AS: What are some of the best titbits that ended up on the cutting room floor? What would be the extras in the DVD edition?

SF: I really tried to put everything that mattered in - which is why although I was commissioned to make one 50 minute film - I've made three and put them altogether into a two and half hour feature. There were many great moments and some very funny ones too. There is more about sound that I would have liked to go into and about the human face as the ultimate lie, and there was some stuff about cinema and passivity, but it didn't reach any end point, it was more the starting of an idea, but what I liked about it was this point about being able to open yourself up to a film - and get away from this need to 'interact' with everything. I would like to make a menu of shorts - some very short - like playing cards that you access in a random way - so you never know what line of theory will be constructed. Something that was funny was when the tapes were transcribed into written text by transcribing service, words like 'impotence' was typed up as 'importance' and Lacan was typed up as 'Lacon' (con meaning a trick) and when in Blue Velvet Denis Hopper says 'baby wants to fuck', this came out as 'baby want to fart' and 'death' became 'that'.
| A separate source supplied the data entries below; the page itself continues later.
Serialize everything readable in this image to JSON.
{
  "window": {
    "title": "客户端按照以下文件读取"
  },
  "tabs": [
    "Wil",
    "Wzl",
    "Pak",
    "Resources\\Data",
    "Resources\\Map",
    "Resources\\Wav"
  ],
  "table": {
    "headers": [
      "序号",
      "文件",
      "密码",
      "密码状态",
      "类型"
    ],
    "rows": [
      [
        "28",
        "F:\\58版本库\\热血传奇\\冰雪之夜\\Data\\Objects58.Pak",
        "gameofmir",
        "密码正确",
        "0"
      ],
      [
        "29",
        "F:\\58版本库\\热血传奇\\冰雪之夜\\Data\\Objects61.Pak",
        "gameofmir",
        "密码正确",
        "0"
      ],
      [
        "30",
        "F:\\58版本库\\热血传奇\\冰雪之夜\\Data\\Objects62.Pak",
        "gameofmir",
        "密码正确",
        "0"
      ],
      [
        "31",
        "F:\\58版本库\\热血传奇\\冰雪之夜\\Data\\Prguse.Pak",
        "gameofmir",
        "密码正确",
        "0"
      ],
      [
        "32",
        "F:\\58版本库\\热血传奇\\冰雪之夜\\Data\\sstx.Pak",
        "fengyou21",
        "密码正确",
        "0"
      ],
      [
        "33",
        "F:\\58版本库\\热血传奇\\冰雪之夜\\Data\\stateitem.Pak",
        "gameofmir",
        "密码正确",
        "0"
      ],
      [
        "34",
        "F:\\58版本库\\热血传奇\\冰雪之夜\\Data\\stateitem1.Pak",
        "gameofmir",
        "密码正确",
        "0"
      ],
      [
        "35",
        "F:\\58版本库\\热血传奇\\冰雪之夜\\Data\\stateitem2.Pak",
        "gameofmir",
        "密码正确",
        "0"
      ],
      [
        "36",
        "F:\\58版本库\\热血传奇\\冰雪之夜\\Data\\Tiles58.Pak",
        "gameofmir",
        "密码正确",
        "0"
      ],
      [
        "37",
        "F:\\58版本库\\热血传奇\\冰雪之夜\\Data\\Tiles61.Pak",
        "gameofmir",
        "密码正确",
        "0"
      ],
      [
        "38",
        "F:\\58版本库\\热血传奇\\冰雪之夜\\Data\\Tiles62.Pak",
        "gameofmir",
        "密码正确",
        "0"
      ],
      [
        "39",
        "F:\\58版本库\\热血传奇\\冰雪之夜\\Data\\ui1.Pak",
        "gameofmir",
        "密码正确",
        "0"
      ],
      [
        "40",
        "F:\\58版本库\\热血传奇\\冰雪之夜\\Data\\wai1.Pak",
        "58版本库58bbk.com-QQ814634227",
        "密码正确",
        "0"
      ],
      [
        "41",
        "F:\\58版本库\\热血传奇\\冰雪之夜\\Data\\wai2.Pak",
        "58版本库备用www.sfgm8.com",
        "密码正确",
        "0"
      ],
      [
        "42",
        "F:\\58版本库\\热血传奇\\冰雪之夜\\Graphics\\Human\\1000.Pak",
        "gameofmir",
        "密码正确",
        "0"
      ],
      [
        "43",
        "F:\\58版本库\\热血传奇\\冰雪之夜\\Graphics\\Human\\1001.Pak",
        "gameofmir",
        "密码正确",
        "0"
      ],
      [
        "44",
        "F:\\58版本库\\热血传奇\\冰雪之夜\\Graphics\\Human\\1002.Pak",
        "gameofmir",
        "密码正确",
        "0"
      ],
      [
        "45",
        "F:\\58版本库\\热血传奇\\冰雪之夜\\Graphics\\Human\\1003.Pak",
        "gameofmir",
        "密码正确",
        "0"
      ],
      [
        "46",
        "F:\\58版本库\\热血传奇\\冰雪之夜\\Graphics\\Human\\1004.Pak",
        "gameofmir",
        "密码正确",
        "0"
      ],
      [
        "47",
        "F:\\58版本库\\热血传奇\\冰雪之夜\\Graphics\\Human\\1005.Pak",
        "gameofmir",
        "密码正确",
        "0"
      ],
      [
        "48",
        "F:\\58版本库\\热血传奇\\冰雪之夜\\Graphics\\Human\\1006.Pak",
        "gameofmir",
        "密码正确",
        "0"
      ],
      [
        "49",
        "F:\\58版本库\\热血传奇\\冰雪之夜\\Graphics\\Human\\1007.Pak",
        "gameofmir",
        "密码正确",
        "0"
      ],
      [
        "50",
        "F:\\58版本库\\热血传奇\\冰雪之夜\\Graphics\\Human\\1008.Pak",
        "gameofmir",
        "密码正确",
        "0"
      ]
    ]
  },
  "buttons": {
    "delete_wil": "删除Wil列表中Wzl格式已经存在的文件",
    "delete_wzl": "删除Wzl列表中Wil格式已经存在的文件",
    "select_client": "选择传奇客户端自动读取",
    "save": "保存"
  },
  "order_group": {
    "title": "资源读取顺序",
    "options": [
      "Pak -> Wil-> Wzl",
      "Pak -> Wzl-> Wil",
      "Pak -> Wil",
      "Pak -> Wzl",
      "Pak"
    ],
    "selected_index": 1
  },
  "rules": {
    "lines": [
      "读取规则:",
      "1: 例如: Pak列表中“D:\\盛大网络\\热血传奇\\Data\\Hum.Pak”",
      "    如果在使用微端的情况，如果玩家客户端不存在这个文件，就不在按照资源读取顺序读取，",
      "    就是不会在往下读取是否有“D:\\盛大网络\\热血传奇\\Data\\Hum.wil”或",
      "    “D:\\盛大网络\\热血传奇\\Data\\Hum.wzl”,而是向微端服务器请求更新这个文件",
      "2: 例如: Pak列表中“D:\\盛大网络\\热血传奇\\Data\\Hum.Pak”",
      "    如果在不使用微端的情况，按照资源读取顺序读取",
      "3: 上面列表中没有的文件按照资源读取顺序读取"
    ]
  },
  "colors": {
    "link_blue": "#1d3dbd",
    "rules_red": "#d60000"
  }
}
AS: How does 'Pervert's Guide' fit in with your other work? Any new projects coming up?

SF: In terms of form it's a departure - but its part of an ongoing interest in language and meaning - and performance. I am making a film with Grace Jones (a woman who refuses to die, which is perhaps why she inspires such fear in the hearts of men! I also have some fictional projects - which will be a challenging departure for me - and I am discussing a project on opera with Zizek.